Let’s imagine a scenario. A global catastrophe has occurred — a holocaust of sorts — one that, while sparing the environment, has wiped out every source of "qualified instruction" as we currently define it. No teachers, no schools, no tutors, no university professors. Just you, your child and a wealth of learning resources in your home.
Now ask yourself:
Would you still ensure that your child grew up to be thoughtful, capable, curious, and wise?
Would you still teach them to read, to observe, to question, to understand the world around them?
Of course you would.
You wouldn’t throw up your hands and say, “Well, that’s it. My child will grow up unintelligent and uneducated.” You’d do exactly what parents have done for centuries — teach your child using what you have, using your instincts, your love and your life experience. Because the truth is, you already possess the most important qualifications needed to educate your child.
I learned this truth during the process of home schooling my own two children. Despite being a Master’s degree qualified teacher, my kids have taught me more about how people really learn than I ever found out at university. My 30 plus years of classroom experience occurred in an environment that is quite artificial and hostile to real learning.
Real Qualification Has Nothing to Do with Paperwork
You know your child better than anyone else. You see their daily growth, notice their strengths and their struggles, and celebrate the wins that aren’t measured by grades or exams — like resilience, kindness, patience, creativity and common sense.
You are their best advocate, their fiercest protector and the one most invested in their success. That’s not something you can outsource. And it's certainly not something that can be replaced by a stranger operating under standardised directives and tick-box assessments.

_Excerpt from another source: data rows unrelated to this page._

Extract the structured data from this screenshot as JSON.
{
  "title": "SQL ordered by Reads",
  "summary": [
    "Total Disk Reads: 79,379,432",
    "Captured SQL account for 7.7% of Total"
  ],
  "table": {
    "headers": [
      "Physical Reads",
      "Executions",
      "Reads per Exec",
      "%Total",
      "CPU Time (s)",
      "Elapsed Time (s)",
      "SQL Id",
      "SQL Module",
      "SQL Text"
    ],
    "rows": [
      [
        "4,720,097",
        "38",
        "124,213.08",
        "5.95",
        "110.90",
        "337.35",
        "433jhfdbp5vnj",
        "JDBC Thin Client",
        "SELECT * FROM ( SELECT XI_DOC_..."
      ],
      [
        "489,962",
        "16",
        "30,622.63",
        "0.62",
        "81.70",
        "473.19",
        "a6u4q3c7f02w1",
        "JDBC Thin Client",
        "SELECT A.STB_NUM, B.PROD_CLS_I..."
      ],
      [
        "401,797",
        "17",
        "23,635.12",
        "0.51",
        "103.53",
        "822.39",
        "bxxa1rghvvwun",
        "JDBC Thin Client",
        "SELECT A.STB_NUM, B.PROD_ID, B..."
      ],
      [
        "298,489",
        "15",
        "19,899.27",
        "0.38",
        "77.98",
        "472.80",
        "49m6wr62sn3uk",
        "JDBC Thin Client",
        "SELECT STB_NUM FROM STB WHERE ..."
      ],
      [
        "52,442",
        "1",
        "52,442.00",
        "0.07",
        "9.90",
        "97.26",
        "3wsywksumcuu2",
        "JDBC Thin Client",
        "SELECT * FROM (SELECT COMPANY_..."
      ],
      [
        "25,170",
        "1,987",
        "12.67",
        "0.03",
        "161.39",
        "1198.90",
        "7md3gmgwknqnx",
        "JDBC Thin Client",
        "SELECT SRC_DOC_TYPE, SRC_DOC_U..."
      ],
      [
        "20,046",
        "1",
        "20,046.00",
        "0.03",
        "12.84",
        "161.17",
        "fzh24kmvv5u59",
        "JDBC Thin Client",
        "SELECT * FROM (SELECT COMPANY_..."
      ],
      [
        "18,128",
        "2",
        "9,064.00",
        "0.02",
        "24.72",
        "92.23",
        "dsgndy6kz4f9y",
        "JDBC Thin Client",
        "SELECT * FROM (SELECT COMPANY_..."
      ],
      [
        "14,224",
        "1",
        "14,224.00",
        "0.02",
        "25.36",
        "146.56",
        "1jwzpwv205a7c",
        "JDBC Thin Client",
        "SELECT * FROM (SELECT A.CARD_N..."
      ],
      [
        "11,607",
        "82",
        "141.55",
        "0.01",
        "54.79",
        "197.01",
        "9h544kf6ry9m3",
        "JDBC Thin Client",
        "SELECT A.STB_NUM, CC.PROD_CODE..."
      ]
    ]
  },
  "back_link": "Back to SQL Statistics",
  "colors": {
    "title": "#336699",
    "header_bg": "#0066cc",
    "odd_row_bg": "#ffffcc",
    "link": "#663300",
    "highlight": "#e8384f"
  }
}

So when people ask, “Are you qualified to teach your child?” — turn the question around.
Who isn't qualified?
A stranger who doesn’t know them?
A system that doesn’t value their individuality?
A syllabus that was never designed for your child’s unique needs, talents, interests, or pace?
The Truth About Education
We’ve been sold a lie that teaching is something only “experts” can do. But real education doesn’t require a degree in pedagogy. It requires connection, time, encouragement and resources that are aligned with your child’s interests and developmental stage — not a state's standardised expectations.
If the education system collapsed tomorrow, parents would rise up and teach. And many of us are doing exactly that today — not out of fear, but out of conviction.
So, yes — you are absolutely qualified to teach your own child. And you’re also qualified to decide who isn’t.